After decades of research, nobody knows how the birds are aware that Lake Eyre had been flooded, or how they knew the way there from their coastal homes, thousands of kilometres away.  Adelaide Zoo research scientist Greg Johnston says there is a theory that the pelican breeding colonies act as information centres, each bird passing on information about good feeding grounds, but without vocal chords how do they pass this relatively complex information.  There are other theories too, including birds having the ability to hear sonic vibrations or pick up on waves lapping at the shores or smell the masses of water in creek systems, or magnetic compasses in their brains working on the magnetic forces on Earth.  At least the theory of being communicated by aliens has been discarded.

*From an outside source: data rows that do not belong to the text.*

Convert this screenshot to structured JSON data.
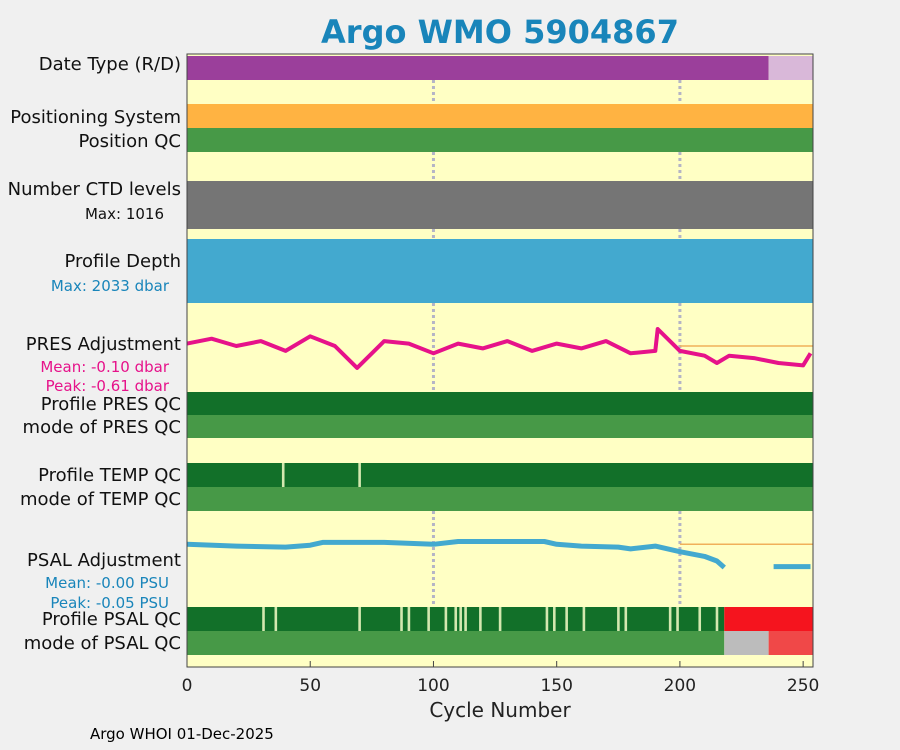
{
  "chart_data": {
    "type": "timeline",
    "title": "Argo WMO 5904867",
    "xlabel": "Cycle Number",
    "xlim": [
      0,
      254
    ],
    "xticks": [
      0,
      50,
      100,
      150,
      200,
      250
    ],
    "gridlines_x": [
      100,
      200
    ],
    "rows": [
      {
        "key": "date_type",
        "label": "Date Type (R/D)",
        "segments": [
          {
            "from": 0,
            "to": 236,
            "color": "#9b3f9b"
          },
          {
            "from": 236,
            "to": 254,
            "color": "#d9b8d9"
          }
        ]
      },
      {
        "key": "positioning_system",
        "label": "Positioning System",
        "segments": [
          {
            "from": 0,
            "to": 254,
            "color": "#ffb342"
          }
        ]
      },
      {
        "key": "position_qc",
        "label": "Position QC",
        "segments": [
          {
            "from": 0,
            "to": 254,
            "color": "#479947"
          }
        ]
      },
      {
        "key": "profile_pres_qc",
        "label": "Profile PRES QC",
        "segments": [
          {
            "from": 0,
            "to": 254,
            "color": "#127029"
          }
        ]
      },
      {
        "key": "mode_pres_qc",
        "label": "mode of PRES QC",
        "segments": [
          {
            "from": 0,
            "to": 254,
            "color": "#479947"
          }
        ]
      },
      {
        "key": "profile_temp_qc",
        "label": "Profile TEMP QC",
        "segments": [
          {
            "from": 0,
            "to": 254,
            "color": "#127029"
          }
        ],
        "gap_cycles": [
          39,
          70
        ]
      },
      {
        "key": "mode_temp_qc",
        "label": "mode of TEMP QC",
        "segments": [
          {
            "from": 0,
            "to": 254,
            "color": "#479947"
          }
        ]
      },
      {
        "key": "profile_psal_qc",
        "label": "Profile PSAL QC",
        "segments": [
          {
            "from": 0,
            "to": 218,
            "color": "#127029"
          },
          {
            "from": 218,
            "to": 254,
            "color": "#f5141e"
          }
        ],
        "gap_cycles": [
          31,
          36,
          70,
          87,
          90,
          98,
          105,
          109,
          111,
          113,
          119,
          127,
          146,
          149,
          154,
          161,
          175,
          178,
          196,
          199,
          208,
          215
        ]
      },
      {
        "key": "mode_psal_qc",
        "label": "mode of PSAL QC",
        "segments": [
          {
            "from": 0,
            "to": 218,
            "color": "#479947"
          },
          {
            "from": 218,
            "to": 236,
            "color": "#bcbcbc"
          },
          {
            "from": 236,
            "to": 254,
            "color": "#f04848"
          }
        ]
      }
    ],
    "ctd_levels": {
      "label": "Number CTD levels",
      "max_text": "Max: 1016",
      "color": "#757575"
    },
    "profile_depth": {
      "label": "Profile Depth",
      "max_text": "Max: 2033 dbar",
      "color": "#43a9cf"
    },
    "pres_adjustment": {
      "label": "PRES Adjustment",
      "mean_text": "Mean: -0.10 dbar",
      "peak_text": "Peak: -0.61 dbar",
      "color": "#e6128a",
      "ref_color": "#f0b05a",
      "ylim": [
        -0.7,
        0.7
      ],
      "x": [
        0,
        10,
        20,
        30,
        40,
        50,
        60,
        69,
        80,
        90,
        100,
        110,
        120,
        130,
        140,
        150,
        160,
        170,
        180,
        190,
        191,
        200,
        210,
        215,
        220,
        230,
        240,
        250,
        253
      ],
      "values": [
        0.05,
        0.15,
        0.0,
        0.1,
        -0.1,
        0.2,
        0.0,
        -0.45,
        0.1,
        0.05,
        -0.15,
        0.05,
        -0.05,
        0.1,
        -0.1,
        0.05,
        -0.05,
        0.1,
        -0.15,
        -0.1,
        0.35,
        -0.1,
        -0.2,
        -0.35,
        -0.2,
        -0.25,
        -0.35,
        -0.4,
        -0.15
      ]
    },
    "psal_adjustment": {
      "label": "PSAL Adjustment",
      "mean_text": "Mean: -0.00 PSU",
      "peak_text": "Peak: -0.05 PSU",
      "color": "#43a9cf",
      "ref_color": "#f0b05a",
      "ylim": [
        -0.06,
        0.01
      ],
      "x": [
        0,
        20,
        40,
        50,
        55,
        60,
        80,
        100,
        110,
        130,
        145,
        150,
        160,
        175,
        180,
        190,
        200,
        210,
        215,
        218
      ],
      "values": [
        0.0,
        -0.002,
        -0.003,
        -0.001,
        0.002,
        0.002,
        0.002,
        0.0,
        0.003,
        0.003,
        0.003,
        0.0,
        -0.002,
        -0.003,
        -0.005,
        -0.002,
        -0.008,
        -0.013,
        -0.018,
        -0.025
      ],
      "x2": [
        238,
        253
      ],
      "values2": [
        -0.024,
        -0.024
      ]
    },
    "footer": "Argo WHOI 01-Dec-2025"
  }
}
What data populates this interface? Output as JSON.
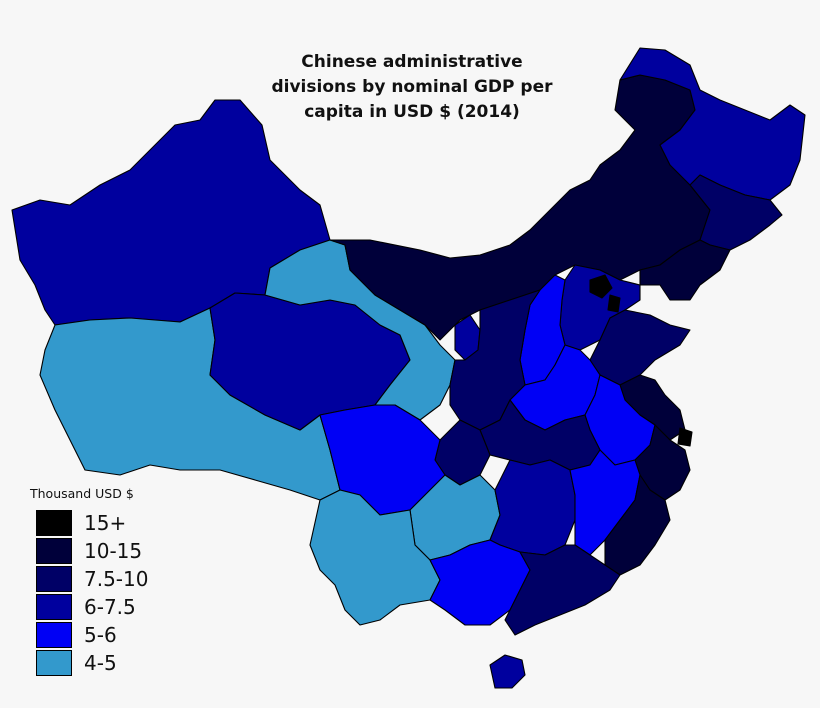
{
  "title": "Chinese administrative divisions by nominal GDP per capita in USD $ (2014)",
  "legend": {
    "heading": "Thousand USD $",
    "items": [
      {
        "label": "15+",
        "color": "#000000"
      },
      {
        "label": "10-15",
        "color": "#00003a"
      },
      {
        "label": "7.5-10",
        "color": "#000066"
      },
      {
        "label": "6-7.5",
        "color": "#00009e"
      },
      {
        "label": "5-6",
        "color": "#0000f5"
      },
      {
        "label": "4-5",
        "color": "#3399cc"
      }
    ]
  },
  "colors": {
    "c15": "#000000",
    "c10": "#00003a",
    "c75": "#000066",
    "c6": "#00009e",
    "c5": "#0000f5",
    "c4": "#3399cc"
  }
}
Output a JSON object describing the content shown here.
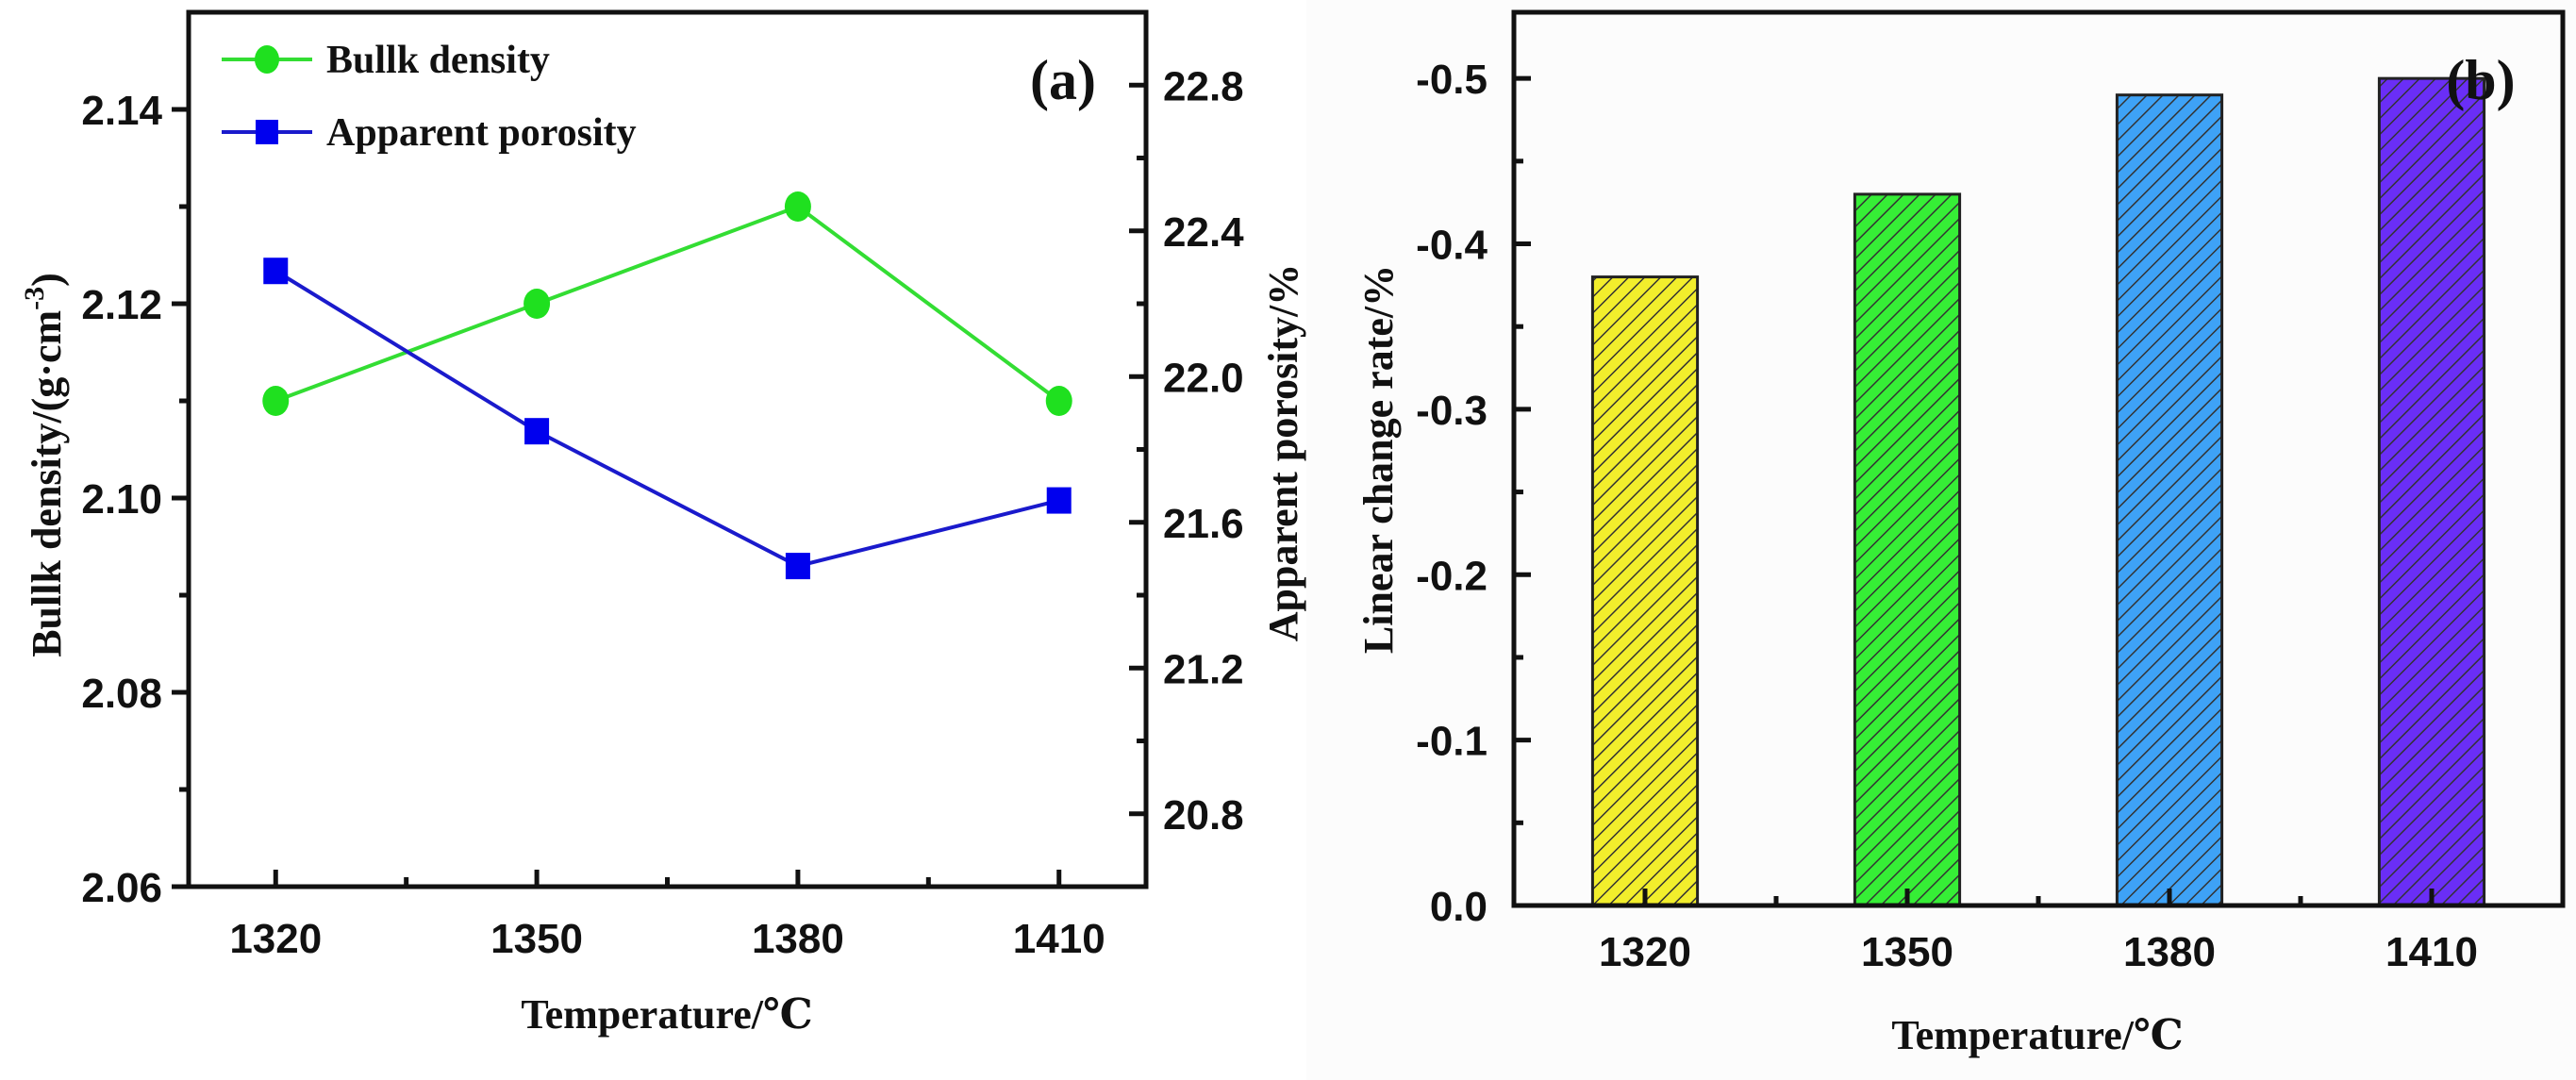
{
  "chart_data": [
    {
      "type": "line",
      "panel_label": "(a)",
      "xlabel": "Temperature/℃",
      "x": [
        1320,
        1350,
        1380,
        1410
      ],
      "xlim": [
        1310,
        1420
      ],
      "x_ticks": [
        "1320",
        "1350",
        "1380",
        "1410"
      ],
      "grid": false,
      "legend_position": "top-left",
      "left_axis": {
        "label": "Bullk density/(g·cm",
        "label_sup": "-3",
        "label_tail": ")",
        "ylim": [
          2.06,
          2.15
        ],
        "ticks": [
          "2.06",
          "2.08",
          "2.10",
          "2.12",
          "2.14"
        ]
      },
      "right_axis": {
        "label": "Apparent porosity/%",
        "ylim": [
          20.6,
          23.0
        ],
        "ticks": [
          "20.8",
          "21.2",
          "21.6",
          "22.0",
          "22.4",
          "22.8"
        ]
      },
      "series": [
        {
          "name": "Bullk density",
          "axis": "left",
          "marker": "circle",
          "color": "#1fe01f",
          "line_color": "#33dd33",
          "values": [
            2.11,
            2.12,
            2.13,
            2.11
          ]
        },
        {
          "name": "Apparent porosity",
          "axis": "right",
          "marker": "square",
          "color": "#0000ee",
          "line_color": "#1a1acc",
          "values": [
            22.29,
            21.85,
            21.48,
            21.66
          ]
        }
      ]
    },
    {
      "type": "bar",
      "panel_label": "(b)",
      "xlabel": "Temperature/℃",
      "ylabel": "Linear change rate/%",
      "categories": [
        "1320",
        "1350",
        "1380",
        "1410"
      ],
      "x": [
        1320,
        1350,
        1380,
        1410
      ],
      "xlim": [
        1305,
        1425
      ],
      "values": [
        -0.38,
        -0.43,
        -0.49,
        -0.5
      ],
      "ylim": [
        0,
        -0.54
      ],
      "y_inverted": true,
      "y_ticks": [
        "0.0",
        "-0.1",
        "-0.2",
        "-0.3",
        "-0.4",
        "-0.5"
      ],
      "grid": false,
      "fill_pattern": "diagonal-hatch",
      "colors": [
        "#f2ee2c",
        "#36ee36",
        "#3ea2f6",
        "#6a2ef6"
      ]
    }
  ]
}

The ancestral Pelican family is the oldest recorded living bird species; fossilised bones over 40 million years old have been discovered in the Americas.  Obviously at that age numerous myths and legends have been associated with Pelicans

Mythical StoryOne famous mythical story, of the mother pelican feeding her little baby pelicans by striking her breast with the beak to feed her young with her blood to prevent starvation but in turn loses her own life, is rooted in an ancient legend which preceded Christianity.  The Legend does appear in the Physiologus, an early Christian work written in the second century in Alexandria, Egypt.  The myth was adapted into the Eucharist by the early Christians symbolizing Jesus giving his blood and life for redemption and atonement.  The pelican myth is now out of fashion due mainly to the fact that it was found mother pelicans did not beat their breast to raise blood to feed their young off-springs.  But the visual symbol of the bleeding pelican remains in icon painting and carving within the Orthodox Church.

Even though swathed in Mystery and Myth, it will always be a comforting pleasure to see these complex giant birds feeding on our Lake and waddling on the beaches.  A sure sign that the hard work of keeping the lake healthy is paying off and it abounds with food for Pelicans and Cormorants alike.

King and Queen of the Pelicans we;
No other Birds so grand we see!
None but we have feet like fins!
With lovely leathery throats and chins!